Collaboration with states part of NCUA 2017-21 plan;
calendar-year examination requirement ends
July 21, 2016 -- Collaboration with state regulatory agencies, and the end of a calendar-year exam requirement for federally insured credit unions, are two outcomes of the NCUA Board’s adoption Thursday of its strategic plan for 2017-21 during its monthly open meeting in Alexandria, Va.
The new strategic plan lists as one of the strategies for the agency (specifically, under Strategic Objective 1; “Ensure a Safe and Sound Credit Union System”) to “collaborate with federal regulatory agencies and state regulators as appropriate to maintain a safe and sound regulatory environment.” Similarly, under Strategic Objective 2 (“Promote Consumer Protection and Financial Literacy”), to collaborate with federal and state regulators to “protect consumers using credit union products and services.”
Additionally, with the adoption of the strategic plan, the board effectively “retired” a performance goal of requiring exams each calendar year of all FISCUs with more than $250 million in assets, and every federal credit union. But NCUA Board Chairman Rick Metsger, in commenting on the change, underscored that it does not extend the exam cycle (to 18 months, for example). “How and whether we further change the exam cycle will be determined by the Board after we have received recommendations from the Exam Flexibility Initiative,” Metsger said.

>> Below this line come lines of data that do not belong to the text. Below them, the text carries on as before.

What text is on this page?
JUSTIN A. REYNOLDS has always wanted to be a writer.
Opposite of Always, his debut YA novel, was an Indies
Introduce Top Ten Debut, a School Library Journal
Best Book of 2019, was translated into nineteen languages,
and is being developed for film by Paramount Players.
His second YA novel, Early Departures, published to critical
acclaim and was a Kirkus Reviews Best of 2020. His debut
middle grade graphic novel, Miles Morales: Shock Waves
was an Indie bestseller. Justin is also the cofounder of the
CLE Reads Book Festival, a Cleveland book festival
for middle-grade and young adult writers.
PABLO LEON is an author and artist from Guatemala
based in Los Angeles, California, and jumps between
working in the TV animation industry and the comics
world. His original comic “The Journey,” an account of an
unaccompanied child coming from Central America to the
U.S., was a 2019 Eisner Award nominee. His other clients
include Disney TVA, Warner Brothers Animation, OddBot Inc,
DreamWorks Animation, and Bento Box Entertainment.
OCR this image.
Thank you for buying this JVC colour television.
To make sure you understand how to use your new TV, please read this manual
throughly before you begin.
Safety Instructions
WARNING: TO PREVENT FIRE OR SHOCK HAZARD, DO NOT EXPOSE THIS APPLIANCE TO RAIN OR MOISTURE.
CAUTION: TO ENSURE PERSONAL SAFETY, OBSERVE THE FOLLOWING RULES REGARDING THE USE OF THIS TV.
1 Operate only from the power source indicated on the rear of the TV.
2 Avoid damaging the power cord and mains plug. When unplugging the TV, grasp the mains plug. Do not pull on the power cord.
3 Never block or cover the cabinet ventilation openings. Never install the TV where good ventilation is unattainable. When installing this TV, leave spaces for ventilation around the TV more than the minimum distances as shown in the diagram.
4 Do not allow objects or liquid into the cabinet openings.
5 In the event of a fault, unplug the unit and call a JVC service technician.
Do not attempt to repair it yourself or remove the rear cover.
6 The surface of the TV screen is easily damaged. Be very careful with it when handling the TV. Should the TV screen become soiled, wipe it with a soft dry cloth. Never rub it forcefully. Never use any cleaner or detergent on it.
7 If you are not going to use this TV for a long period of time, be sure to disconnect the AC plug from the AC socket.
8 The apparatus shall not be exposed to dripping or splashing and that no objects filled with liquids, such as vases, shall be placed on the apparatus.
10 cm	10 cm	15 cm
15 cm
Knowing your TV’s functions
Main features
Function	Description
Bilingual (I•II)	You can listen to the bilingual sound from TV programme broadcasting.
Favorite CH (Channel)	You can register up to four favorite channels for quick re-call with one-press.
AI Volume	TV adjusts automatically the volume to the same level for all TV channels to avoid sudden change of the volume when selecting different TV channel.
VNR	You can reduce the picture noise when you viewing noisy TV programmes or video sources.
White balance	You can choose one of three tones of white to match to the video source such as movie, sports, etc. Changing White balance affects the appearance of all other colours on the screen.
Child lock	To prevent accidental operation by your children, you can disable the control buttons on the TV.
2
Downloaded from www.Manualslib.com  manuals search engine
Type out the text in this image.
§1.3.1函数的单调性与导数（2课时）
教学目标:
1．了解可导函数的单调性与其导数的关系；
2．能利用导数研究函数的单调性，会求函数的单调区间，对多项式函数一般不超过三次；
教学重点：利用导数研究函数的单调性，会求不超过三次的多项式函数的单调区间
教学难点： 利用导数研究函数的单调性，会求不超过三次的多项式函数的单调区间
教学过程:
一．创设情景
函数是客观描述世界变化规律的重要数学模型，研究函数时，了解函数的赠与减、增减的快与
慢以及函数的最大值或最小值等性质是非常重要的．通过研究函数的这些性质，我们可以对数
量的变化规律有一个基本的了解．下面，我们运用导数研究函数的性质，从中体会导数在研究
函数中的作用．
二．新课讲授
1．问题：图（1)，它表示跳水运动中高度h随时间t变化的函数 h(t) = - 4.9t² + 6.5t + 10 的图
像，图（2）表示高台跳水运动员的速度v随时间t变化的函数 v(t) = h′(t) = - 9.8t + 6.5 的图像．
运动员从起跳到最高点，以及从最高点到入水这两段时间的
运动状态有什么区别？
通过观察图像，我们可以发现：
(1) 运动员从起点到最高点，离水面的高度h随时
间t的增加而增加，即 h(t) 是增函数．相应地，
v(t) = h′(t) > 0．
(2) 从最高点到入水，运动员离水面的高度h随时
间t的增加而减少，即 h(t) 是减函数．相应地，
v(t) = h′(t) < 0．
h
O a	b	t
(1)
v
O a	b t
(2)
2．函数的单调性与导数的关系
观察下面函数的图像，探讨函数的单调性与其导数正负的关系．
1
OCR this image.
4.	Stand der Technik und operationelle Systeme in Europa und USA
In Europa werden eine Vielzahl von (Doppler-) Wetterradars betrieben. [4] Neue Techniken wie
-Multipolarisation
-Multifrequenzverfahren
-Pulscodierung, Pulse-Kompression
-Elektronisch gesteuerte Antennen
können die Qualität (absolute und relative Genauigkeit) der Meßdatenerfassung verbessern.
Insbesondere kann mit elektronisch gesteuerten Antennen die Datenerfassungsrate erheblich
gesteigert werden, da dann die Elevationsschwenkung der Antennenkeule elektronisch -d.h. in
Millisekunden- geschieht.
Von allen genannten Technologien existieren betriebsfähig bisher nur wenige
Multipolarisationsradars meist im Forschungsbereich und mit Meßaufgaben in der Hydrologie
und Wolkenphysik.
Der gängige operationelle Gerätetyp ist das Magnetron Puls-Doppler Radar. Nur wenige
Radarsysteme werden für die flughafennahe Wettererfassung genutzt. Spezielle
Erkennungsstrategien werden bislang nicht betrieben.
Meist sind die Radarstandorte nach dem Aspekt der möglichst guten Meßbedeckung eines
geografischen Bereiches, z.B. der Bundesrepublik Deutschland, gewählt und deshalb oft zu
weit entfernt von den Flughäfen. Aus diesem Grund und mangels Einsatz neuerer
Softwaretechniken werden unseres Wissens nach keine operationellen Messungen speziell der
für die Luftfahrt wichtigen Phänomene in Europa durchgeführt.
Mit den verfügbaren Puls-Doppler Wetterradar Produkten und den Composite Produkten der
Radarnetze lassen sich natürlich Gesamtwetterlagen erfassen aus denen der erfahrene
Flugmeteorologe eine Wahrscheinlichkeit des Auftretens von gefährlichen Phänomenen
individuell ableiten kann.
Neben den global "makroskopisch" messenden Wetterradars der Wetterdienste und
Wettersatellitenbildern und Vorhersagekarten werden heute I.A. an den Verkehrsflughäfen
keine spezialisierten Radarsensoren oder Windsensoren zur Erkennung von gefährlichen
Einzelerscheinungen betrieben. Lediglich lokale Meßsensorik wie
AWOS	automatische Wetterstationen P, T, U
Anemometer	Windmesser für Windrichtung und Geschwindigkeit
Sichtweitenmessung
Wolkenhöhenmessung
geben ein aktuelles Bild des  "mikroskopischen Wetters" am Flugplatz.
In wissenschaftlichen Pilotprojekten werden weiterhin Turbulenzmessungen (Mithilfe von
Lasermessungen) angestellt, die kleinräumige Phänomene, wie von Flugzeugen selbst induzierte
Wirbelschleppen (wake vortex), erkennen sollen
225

In May, Metsger established an internal NCUA working group (“the Exam Flexibility Initiative”) to obtain stakeholder feedback and evaluate the agency’s examination and supervision program; a group of five state regulators are providing input to the group. The Board expects to receive recommendations from the working group in September.
In other action, the board:
- Heard the results of a mid-year budget review, in which NCUA CFO Rendell Jones reported that no reduction in the FCU operating fee rate is recommended (at least at this time) for 2017. However, later in his comments, Jones noted that, rather than make an adjustment to the future operating fee now, staff will review cash needs and make a final determination later in the year. Jones estimated that the agency projects to spend $2.7 million less than it budgeted for 2016.
- Reviewed the second quarter National Credit Union Share Insurance Fund results – which show the equity ratio of the fund at 1.24% (estimated to rise to 1.27% after adjusted 1% deposits are collected in October). The agency noted, however, that “the ratio may differ if loss patterns change.” Additionally, the results show the percentage of CAMEL code 4/5 shares to total insured shares rose in the second quarter from 0.78% vs. 0.85%. As of June 30, 11 federally insured credit unions had failed; in all of 2015, 16 failed.